Pr Massamba DIOUF : «Je considère que ces mesures ont tardé à venir. On avait déclaré depuis belle lurette que cette mesure de port obligatoire de masque devait intervenir et qu’il fallait y adosser des sanctions au cas où elle ne serait pas respectée. Et c’est heureux aujourd’hui de constater que le gouvernement s’est rebiffé en voulant justement assujettir des sanctions à cette mesure-là. Le port de masque n’étant pas compliqué, on pourrait conscientiser les populations à se parer systématiquement de masques pour enfin contribuer à réduire la propagation de la maladie. En réalité, la distanciation physique peut d’une certaine manière poser problème, vu le contexte culturel. Mais pour ce qui est du port de masque, on a vu d’éminentes personnalités culturelles ou religieuses mettre leur masque pour montrer aux populations le bon exemple à l’instar de Serigne Mountakha Mbacké et récemment aussi du Khalife des Tidianes Serigne Babacar Sy Mansour. Il faut que les Sénégalais suivent ces exemples. Encore une fois, je suis plus que jamais convaincu que ce port de masque peut contribuer à réduire la propagation de l’épidémie à l’échelle nationale.
Est-ce que vous pensez qu’il est conséquent de lever l’état d’urgence et le couvre-feu et revenir aujourd’hui contrôler l’accès aux plages et les rassemblements publics ?
Je pense que quelque part, la levée de cette mesure d’état d’urgence, notamment le couvre-feu, s’imposait avec acuité. Parce qu’il y avait aussi un état d’urgence économique qui s’imposait et qui devrait nécessairement permettre aux autorités de lever le pied un tout petit peu. Cependant, je reste également plus ou moins convaincu que les rassemblements des populations devraient aussi être réduits du fait des gens qui refusent d’observer scrupuleusement les gestes barrières et le port de masque. On a vu les cérémonies sociales telles que les baptêmes, mariages, cérémonies funéraires qui entraînent des rassemblements au point qu’on peut estimer que s’il n’y a pas de mesures qui accompagnent ce port de masque, il peut y avoir des difficultés à mieux contrôler la propagation du virus. Donc nécessairement, les autorités devraient songer à ajouter à l’exigence du port de masque une certaine restriction dans les rassemblements. On pourrait par exemple dire que les rassemblements non nécessaires qui relèvent des activités de loisirs peuvent quand-même être suspendus.
Que faudrait-il pour stopper l’évolution de la pandémie Covid-19 dans le pays ?

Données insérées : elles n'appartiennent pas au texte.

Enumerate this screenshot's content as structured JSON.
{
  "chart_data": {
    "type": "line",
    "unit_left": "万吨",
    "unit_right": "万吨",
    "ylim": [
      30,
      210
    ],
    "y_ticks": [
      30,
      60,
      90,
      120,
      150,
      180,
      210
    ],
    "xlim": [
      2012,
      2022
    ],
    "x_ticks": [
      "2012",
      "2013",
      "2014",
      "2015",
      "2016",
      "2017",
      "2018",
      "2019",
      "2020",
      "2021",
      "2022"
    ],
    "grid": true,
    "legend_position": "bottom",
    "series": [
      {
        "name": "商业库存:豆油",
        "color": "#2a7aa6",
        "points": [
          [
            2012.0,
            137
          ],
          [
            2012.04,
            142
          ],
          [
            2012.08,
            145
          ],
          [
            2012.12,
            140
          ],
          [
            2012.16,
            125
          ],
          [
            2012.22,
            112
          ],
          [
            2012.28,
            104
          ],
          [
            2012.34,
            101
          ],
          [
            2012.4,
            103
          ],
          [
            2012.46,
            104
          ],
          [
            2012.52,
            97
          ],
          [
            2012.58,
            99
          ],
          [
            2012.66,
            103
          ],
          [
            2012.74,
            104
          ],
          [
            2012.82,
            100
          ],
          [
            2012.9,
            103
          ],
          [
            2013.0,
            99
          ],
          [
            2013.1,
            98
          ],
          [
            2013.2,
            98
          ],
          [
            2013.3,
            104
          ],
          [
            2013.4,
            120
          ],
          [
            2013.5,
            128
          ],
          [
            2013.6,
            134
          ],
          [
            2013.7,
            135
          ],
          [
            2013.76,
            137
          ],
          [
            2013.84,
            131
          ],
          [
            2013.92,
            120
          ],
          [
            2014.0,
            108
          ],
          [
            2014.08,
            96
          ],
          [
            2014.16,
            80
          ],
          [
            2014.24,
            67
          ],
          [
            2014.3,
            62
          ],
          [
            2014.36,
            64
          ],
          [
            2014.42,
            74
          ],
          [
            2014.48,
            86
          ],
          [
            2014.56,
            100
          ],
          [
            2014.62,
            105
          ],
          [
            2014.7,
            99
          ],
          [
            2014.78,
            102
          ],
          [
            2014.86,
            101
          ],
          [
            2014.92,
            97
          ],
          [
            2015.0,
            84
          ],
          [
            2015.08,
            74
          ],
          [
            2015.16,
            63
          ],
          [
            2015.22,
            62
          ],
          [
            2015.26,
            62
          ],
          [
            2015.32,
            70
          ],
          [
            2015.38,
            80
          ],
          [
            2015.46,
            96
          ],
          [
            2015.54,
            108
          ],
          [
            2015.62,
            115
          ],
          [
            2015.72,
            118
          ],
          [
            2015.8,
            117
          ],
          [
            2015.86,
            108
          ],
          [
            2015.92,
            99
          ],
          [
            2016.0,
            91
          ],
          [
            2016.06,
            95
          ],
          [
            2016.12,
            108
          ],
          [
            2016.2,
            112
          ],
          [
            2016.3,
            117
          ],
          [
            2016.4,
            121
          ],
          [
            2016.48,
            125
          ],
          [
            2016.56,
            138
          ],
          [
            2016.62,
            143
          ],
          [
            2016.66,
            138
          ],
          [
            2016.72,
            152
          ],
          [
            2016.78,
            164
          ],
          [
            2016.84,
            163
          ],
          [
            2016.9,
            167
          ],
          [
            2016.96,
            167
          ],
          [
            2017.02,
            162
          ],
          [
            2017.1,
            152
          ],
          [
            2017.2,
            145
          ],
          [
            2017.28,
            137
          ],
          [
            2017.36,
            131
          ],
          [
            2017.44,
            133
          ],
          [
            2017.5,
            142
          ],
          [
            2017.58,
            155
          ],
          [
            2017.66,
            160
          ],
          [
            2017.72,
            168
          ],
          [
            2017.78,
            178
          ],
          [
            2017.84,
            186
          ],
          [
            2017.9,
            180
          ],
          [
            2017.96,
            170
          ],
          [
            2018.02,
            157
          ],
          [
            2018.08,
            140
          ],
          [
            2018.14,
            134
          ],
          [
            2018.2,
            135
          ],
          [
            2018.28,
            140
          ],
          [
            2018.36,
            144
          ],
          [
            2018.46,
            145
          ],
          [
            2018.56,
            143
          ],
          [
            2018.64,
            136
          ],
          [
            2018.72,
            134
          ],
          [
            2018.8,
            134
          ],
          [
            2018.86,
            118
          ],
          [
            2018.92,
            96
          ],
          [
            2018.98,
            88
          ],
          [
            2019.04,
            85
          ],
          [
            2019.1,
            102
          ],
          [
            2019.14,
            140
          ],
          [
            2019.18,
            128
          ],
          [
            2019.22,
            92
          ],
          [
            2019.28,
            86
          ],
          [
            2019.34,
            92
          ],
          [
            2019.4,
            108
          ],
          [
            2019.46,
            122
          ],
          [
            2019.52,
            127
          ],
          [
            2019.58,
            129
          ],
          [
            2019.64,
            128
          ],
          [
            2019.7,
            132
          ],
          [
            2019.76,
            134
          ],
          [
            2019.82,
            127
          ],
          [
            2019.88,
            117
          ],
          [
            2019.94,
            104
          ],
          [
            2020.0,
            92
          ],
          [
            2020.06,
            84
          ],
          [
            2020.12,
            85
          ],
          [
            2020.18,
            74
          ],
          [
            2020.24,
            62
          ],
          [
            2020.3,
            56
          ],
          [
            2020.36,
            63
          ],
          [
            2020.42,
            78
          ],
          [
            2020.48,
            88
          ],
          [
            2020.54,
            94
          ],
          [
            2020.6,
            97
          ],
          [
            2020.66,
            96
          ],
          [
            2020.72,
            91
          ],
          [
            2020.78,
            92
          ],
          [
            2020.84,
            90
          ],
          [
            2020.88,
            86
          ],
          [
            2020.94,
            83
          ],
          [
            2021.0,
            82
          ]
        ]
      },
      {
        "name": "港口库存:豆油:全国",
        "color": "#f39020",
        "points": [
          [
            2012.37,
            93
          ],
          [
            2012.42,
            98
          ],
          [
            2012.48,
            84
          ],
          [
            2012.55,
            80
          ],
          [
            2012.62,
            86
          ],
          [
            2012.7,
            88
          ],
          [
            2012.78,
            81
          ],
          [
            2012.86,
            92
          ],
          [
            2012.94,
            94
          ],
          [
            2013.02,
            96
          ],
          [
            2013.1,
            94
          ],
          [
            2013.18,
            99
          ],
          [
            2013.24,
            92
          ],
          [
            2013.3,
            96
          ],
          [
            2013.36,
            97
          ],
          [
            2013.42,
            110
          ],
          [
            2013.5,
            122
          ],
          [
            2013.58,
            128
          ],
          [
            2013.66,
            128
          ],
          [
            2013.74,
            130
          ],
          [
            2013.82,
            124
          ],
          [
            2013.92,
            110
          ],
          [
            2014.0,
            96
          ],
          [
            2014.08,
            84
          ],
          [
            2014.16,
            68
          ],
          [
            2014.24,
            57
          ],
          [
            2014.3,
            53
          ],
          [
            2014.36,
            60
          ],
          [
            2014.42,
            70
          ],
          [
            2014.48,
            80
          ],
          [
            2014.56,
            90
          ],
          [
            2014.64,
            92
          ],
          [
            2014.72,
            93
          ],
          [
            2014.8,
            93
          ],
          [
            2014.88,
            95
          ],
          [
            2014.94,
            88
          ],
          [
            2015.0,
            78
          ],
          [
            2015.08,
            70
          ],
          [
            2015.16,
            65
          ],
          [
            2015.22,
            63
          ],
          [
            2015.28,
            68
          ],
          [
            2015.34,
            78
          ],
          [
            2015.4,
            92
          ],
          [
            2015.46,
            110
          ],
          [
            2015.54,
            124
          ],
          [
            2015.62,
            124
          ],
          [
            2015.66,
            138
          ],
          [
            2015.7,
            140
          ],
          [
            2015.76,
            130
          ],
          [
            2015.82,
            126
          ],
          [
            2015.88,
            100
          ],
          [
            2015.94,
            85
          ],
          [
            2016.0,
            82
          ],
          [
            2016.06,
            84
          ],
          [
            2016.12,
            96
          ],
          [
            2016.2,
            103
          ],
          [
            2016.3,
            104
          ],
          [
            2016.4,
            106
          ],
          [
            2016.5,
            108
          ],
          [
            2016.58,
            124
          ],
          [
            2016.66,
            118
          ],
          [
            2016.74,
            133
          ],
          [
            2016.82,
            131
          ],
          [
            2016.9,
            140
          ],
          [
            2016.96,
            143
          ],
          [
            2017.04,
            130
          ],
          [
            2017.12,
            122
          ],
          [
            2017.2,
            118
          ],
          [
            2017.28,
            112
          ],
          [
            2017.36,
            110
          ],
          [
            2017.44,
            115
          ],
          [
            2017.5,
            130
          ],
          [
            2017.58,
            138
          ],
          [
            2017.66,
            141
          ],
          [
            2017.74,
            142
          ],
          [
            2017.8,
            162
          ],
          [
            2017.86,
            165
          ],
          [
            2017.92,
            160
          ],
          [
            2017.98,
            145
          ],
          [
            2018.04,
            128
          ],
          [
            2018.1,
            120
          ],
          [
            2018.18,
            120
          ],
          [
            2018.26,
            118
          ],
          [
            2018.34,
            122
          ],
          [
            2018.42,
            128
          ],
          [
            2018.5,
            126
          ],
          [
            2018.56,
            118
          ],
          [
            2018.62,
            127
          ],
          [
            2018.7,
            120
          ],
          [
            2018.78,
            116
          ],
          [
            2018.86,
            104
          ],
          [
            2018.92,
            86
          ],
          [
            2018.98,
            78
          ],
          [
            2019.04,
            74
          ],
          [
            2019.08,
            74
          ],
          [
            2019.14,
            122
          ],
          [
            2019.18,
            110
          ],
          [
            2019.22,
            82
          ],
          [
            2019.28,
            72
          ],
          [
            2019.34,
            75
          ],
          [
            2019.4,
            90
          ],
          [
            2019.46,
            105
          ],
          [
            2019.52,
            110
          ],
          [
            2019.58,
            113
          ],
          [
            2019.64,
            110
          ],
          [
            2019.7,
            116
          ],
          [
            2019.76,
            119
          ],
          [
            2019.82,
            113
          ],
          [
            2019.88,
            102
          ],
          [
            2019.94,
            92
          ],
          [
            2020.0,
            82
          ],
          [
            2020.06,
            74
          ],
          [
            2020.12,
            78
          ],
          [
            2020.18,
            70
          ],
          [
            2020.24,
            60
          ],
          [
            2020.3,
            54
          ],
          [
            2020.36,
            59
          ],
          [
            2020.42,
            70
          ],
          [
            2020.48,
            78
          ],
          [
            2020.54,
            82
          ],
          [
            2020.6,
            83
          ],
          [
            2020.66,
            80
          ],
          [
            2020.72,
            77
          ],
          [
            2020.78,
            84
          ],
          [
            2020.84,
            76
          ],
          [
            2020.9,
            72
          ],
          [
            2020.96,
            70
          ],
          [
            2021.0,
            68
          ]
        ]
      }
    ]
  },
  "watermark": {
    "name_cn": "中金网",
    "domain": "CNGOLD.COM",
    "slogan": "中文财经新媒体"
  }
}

Au départ, on avait une certaine capacité de tests. Et par la suite, on a appris que les tests ont été réduits de façon drastique. Personne ne comprend la pertinence de ce choix-là. Par rapport à la prise en charge, aujourd’hui tous les patients de Covid ne sont pas pris en charge dans les structures hospitalières. C’est vrai, à un moment donné, il y a eu un petit débordement et il fallait réfléchir sur une alternative. C’est normal. Mais pour autant, il ne faudrait pas aller jusqu’à mettre un petit obstacle par rapport à la stratégie de prise en charge précoce qui nous permettrait de limiter le nombre de décès. Prenons l’exemple de la Côte d’Ivoire : elle teste plus que le Sénégal ; elle a plus de cas de Covid et pourtant le Sénégal a plus de morts. Cela pourrait amener à réfléchir sur des questions fondamentales pour aider notre pays. Donc, nous proposons de ne pas fermer les yeux sur les capacités de test. Aujourd’hui, on devrait assister à une vulgarisation des centres de dépistage qui pourraient prendre en charge en amont les cas qui existent au niveau de chaque région. A côté des tests massifs, il faut bien cibler certains clusters pour une prise en charge précoce. Mais aussi,dans la communication, il faut continuer à faire une communication attractive, imagée, dynamique et même tropicalisée.